Both increased sugar intake and frequency of exposure can trigger a disease process that leads to caries. Additional factors associated with caries in children include genetic risk, household socioeconomic status, maternal caregiving behavior and stress, access to care and ethnicity.

“Through the ongoing work of the existing COHRA study, progress has been made in understanding many of these factors that lead to caries,” said Dr. Mary Marazita, CCDG director and principal investigator of the COHRA study. “However, much remains to be done to further characterize individual risk factors, and, just as importantly, to determine how interactions among them lead to oral health disparities.”

Protocols from the original grant will be followed in the new African-American cohort, adding a large, high-quality data set from an underrepresented population to the study’s existing data. The important influence of race as a factor in oral health disparities can then be added to the genetic, dietary, behavioral, microbiological, medical, and demographic factors already assessed in the study.

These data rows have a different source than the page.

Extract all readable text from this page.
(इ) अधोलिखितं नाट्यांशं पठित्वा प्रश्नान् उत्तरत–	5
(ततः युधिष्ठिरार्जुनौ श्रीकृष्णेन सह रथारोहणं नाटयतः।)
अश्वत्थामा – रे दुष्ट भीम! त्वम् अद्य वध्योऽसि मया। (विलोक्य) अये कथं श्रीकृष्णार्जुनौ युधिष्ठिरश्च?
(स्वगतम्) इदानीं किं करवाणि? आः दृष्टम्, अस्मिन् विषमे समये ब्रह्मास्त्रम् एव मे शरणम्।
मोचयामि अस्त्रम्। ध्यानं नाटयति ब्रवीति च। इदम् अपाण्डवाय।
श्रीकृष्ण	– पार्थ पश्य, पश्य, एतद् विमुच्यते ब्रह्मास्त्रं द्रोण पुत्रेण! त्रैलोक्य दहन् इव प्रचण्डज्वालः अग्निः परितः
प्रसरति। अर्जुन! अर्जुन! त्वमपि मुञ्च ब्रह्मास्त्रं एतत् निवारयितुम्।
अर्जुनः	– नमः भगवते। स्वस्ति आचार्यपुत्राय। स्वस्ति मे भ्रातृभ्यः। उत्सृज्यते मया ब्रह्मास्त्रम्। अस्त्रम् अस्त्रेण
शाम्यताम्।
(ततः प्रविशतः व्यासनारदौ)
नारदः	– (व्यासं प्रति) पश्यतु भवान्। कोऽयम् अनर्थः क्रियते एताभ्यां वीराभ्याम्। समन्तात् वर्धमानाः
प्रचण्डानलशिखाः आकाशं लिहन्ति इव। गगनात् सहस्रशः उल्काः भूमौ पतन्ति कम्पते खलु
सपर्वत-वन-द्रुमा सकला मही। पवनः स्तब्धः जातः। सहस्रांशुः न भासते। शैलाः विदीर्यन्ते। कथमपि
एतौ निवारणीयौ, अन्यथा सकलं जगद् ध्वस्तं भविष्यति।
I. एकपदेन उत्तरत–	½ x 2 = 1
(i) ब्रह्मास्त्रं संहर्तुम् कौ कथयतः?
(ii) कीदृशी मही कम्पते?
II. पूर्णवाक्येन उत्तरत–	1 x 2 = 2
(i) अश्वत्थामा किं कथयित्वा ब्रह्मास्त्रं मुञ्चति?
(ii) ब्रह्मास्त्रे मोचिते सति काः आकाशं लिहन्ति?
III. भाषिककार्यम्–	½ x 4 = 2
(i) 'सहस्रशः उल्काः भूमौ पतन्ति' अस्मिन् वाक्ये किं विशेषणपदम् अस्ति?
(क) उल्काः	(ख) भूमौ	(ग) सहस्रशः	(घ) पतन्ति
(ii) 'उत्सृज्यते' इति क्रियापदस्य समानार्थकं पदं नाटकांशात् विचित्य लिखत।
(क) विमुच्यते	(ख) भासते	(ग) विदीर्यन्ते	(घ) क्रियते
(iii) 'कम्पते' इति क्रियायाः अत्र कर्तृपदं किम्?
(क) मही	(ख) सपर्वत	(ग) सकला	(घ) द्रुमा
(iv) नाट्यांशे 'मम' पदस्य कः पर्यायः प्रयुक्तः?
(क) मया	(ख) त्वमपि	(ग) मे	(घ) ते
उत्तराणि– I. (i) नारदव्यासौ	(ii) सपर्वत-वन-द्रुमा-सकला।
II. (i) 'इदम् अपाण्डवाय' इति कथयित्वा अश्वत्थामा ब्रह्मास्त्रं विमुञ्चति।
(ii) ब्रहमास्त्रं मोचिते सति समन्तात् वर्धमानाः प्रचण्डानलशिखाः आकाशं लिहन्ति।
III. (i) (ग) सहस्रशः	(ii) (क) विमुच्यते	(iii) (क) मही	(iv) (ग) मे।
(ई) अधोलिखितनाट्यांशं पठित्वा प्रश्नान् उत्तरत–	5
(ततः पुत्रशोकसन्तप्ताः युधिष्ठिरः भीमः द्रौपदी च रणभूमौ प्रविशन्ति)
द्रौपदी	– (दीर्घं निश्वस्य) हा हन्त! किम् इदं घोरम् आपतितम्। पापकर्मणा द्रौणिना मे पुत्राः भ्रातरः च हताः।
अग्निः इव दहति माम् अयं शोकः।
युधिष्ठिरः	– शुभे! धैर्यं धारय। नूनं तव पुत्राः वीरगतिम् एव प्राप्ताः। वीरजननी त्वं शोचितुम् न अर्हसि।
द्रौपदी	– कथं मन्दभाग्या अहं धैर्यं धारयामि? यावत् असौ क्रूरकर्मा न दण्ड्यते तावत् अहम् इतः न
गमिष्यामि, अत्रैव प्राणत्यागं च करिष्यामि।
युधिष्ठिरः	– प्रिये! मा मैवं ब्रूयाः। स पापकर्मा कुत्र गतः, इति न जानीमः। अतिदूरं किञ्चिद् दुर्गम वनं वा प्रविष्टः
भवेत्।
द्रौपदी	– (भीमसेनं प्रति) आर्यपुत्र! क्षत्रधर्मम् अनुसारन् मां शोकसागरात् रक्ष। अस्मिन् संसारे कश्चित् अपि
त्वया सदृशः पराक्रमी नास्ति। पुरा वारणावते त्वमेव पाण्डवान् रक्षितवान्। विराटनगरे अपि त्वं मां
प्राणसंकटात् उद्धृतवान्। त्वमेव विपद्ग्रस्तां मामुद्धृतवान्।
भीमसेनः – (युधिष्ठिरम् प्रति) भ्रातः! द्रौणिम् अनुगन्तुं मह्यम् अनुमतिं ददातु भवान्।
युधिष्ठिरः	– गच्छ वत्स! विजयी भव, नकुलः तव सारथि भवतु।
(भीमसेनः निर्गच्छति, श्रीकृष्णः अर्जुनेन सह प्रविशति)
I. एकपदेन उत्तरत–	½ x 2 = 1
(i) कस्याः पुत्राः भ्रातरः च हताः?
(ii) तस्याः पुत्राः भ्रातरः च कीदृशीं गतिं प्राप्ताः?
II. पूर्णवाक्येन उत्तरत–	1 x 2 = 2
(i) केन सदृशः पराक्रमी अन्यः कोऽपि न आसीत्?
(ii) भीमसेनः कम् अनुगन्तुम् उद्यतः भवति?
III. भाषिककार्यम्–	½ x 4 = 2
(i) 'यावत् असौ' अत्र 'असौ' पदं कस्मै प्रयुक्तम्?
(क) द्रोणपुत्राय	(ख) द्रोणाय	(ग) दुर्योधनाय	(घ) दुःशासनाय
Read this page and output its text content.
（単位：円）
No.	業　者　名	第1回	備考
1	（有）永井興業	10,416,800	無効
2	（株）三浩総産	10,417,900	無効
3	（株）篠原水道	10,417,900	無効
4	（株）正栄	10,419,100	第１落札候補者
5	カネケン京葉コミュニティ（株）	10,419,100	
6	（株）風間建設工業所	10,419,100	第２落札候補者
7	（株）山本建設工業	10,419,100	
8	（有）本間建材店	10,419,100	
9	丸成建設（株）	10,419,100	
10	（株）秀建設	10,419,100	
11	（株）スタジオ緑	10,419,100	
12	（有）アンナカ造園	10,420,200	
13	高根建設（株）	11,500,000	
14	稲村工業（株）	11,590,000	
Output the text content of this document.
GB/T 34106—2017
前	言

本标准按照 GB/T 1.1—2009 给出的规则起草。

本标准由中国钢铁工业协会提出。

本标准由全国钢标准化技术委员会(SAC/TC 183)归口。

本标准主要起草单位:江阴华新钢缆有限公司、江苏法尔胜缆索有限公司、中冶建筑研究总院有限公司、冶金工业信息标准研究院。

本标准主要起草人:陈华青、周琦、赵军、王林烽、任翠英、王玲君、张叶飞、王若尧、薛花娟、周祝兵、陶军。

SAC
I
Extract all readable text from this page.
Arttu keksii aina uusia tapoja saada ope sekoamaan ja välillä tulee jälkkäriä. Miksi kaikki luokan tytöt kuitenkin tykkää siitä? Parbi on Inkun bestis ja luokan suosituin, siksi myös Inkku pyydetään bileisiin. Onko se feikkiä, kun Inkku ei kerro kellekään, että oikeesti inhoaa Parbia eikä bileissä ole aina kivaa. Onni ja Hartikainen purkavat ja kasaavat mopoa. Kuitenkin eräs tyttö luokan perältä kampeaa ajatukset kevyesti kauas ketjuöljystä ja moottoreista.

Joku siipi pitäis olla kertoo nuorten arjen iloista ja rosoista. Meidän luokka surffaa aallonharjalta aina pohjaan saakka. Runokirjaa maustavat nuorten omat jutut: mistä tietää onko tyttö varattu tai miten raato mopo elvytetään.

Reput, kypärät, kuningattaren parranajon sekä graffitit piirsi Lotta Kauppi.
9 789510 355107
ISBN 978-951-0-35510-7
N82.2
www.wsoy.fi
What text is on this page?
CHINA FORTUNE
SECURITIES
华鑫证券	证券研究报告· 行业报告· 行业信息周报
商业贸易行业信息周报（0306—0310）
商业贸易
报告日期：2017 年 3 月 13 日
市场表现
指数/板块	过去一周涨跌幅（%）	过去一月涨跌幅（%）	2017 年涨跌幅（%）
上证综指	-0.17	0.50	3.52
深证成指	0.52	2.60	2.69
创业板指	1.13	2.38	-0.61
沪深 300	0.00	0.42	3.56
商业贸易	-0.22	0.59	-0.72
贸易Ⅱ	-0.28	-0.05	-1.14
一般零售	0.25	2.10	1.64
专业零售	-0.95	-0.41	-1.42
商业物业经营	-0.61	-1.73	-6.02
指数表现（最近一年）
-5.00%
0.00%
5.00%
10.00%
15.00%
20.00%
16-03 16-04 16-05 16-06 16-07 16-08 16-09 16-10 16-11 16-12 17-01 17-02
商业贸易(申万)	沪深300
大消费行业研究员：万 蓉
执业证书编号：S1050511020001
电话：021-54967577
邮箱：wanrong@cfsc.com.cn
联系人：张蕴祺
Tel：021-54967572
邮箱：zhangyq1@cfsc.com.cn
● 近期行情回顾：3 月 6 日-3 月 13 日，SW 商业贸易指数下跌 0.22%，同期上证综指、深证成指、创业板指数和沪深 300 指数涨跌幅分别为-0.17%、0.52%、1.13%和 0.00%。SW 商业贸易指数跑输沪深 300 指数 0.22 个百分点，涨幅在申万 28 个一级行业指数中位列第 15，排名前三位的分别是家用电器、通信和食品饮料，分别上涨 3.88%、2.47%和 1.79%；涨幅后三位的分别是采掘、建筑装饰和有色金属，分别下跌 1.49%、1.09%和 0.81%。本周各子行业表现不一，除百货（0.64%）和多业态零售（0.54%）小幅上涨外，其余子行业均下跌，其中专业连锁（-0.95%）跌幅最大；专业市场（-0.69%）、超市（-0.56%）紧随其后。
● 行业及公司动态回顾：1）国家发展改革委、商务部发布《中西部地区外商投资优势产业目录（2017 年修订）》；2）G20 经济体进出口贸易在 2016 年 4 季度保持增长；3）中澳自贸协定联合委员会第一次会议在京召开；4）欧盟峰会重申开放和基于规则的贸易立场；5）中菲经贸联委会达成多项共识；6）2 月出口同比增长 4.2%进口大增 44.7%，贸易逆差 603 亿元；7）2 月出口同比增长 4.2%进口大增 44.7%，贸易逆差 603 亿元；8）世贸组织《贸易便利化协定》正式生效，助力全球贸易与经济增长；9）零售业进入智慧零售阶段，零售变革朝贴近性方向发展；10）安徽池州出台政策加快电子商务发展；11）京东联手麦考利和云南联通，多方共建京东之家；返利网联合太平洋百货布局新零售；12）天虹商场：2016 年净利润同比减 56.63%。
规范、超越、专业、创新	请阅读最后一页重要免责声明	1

In addition to Marazita, investigators from Pitt’s School of Dental Medicine include Dr. Robert Weyant, Dr. Katherine Dr. Neiswanger, Dr. Deborah Polk, Dr. Alexandre Vieira, and Dr. Seth Weinberg. The team also includes Dr. John Shaffer and Dr. Lisa Bodnar from Pitt’s Graduate School of Public Health, and Dr. Debra Bogan from Children’s Hospital of Pittsburgh of UPMC. As with the parent project, the extension of the COHRA grant is a collaboration with West Virginia University and the University of Michigan.

Jill Ciciarelli is a member of the University of Pittsburgh’s Center for Craniofacial and Dental Genetics.